Experts warn that the resolution of inter-company receivables and payables is critical for NNPCL to successfully execute its asset-sale strategy and instill investor confidence in its financial discipline.

Petroleum economist Prof. Wumi Iledare described the N30.3 trillion debt between NNPC and its subsidiaries as a symptom of structural and governance weaknesses rather than outright insolvency. Speaking on the figures, he noted that the 70 per cent year-on-year increase in inter-company debts should raise concerns.

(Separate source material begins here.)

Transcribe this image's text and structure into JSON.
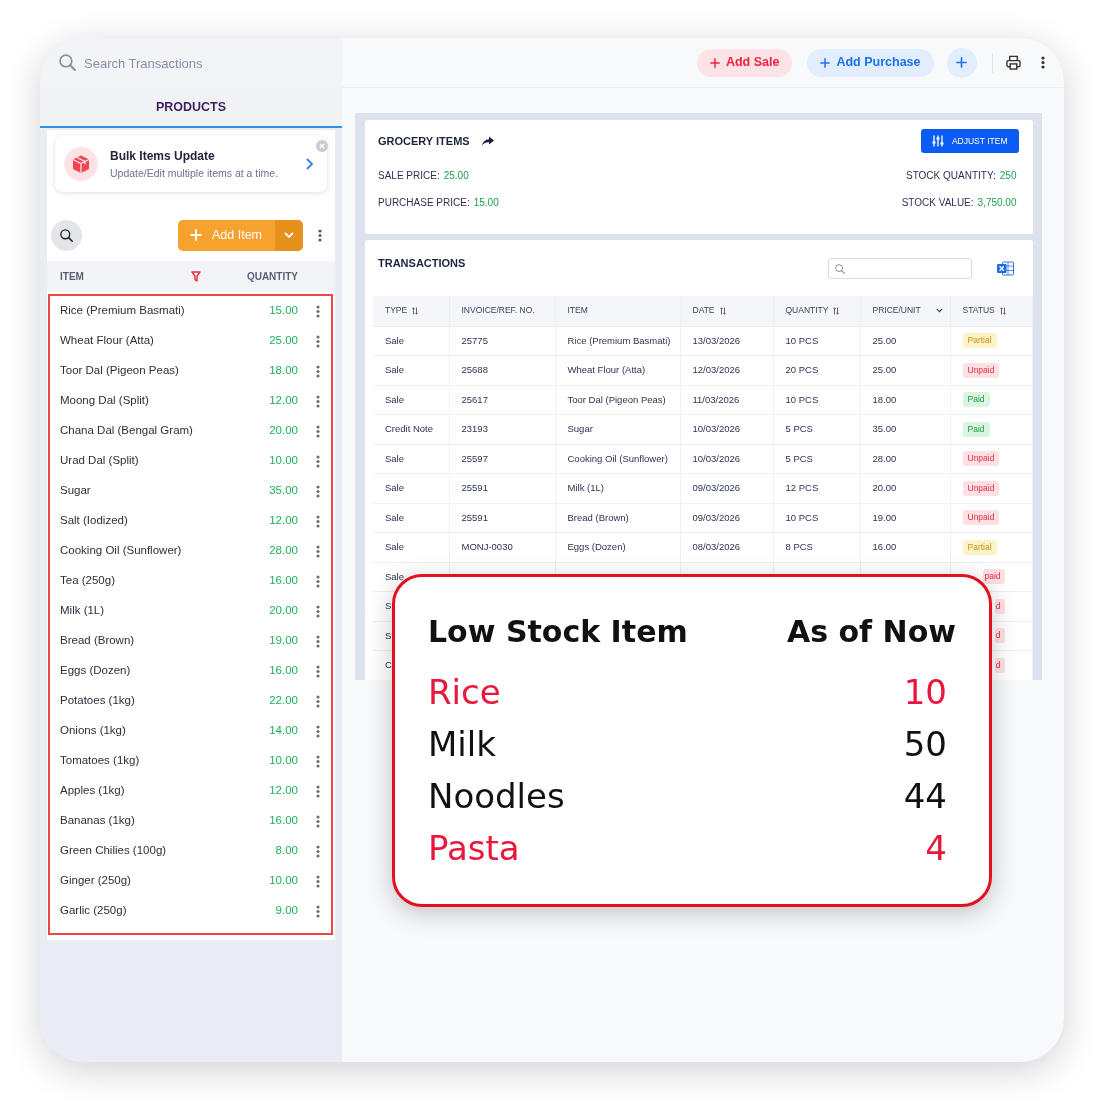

“Most of this debt is NNPC owing itself, arising when subsidiaries continue operations without paying for crude, products, or services, with losses quietly carried forward,” Iledare said. “But a 70 per cent jump in a single year is a clear warning sign. Only eight out of 32 subsidiaries being debt-free indicates weak commercial discipline rather than bad luck.”

Iledare stressed that the solution lies in enforcing strict commercial rules rather than writing off debts. “Even internal debt affects operations. Cash that should go into maintenance, investments, and growth is tied down. Profitable units end up subsidising weaker ones, eroding accountability and performance over time. NNPC must enforce settlement timelines, restructure or merge non-viable entities, clearly separate legacy pre-PIA debts from new obligations, and hold subsidiary CEOs accountable for cash flow and profitability,” he said.

He concluded that the rising inter-company debt burden represents a defining moment for the restructured national oil company. “Bottom line: this debt is a governance test, not just an accounting number. If tolerated, it risks recreating old NNPC problems. If addressed honestly, it could be the turning point toward a truly profitable, PIA-compliant NNPC.”

Jeremiah Olatide, CEO of Petroleumprice.ng, also expressed concern over the rapid accumulation of debt. “A 70 per cent increase in inter-company obligations from 2023 reflects financial recklessness within the group,” he said. Olatide noted that 25 out of 33 subsidiaries carrying debts could negatively impact operations if the cycle is not addressed. He also acknowledged the Federal Government’s intervention in cancelling $1.42 billion in legacy debts, which helped ease immediate financial pressure.

Olatide emphasized that a strong debt-management framework, regular audits, and transparent reporting will be crucial for NNPCL’s long-term sustainability.

In parallel, NNPC’s borrowings more than doubled in 2024, rising from N55.7 billion in 2023 to N122.8 billion. The increase, largely due to new loans and accrued interest, supports strategic projects such as the Gwagwalada Independent Power Project. New loans during the year included N44.36 billion in principal, N1.69 billion in interest, and N4.02 billion in exchange adjustments.

Of the total borrowings, N70.56 billion is classified as current, while N52.20 billion is non-current, indicating repayment obligations extending beyond 12 months. Funding for the Gwagwalada IPP came through loan facilities provided by NNPC E&P Limited and The Wheel Insurance Company, with repayment terms spanning one to four years and moratoriums on principal repayments.

While the consolidated group reported no borrowings at the subsidiary or joint-venture level, the company-level obligations highlight the challenges of managing both external loans and complex inter-company debts. With subsidiaries owing N30.3 trillion as of 2024, questions remain about internal cash management and the financial sustainability of certain units within the NNPCL group.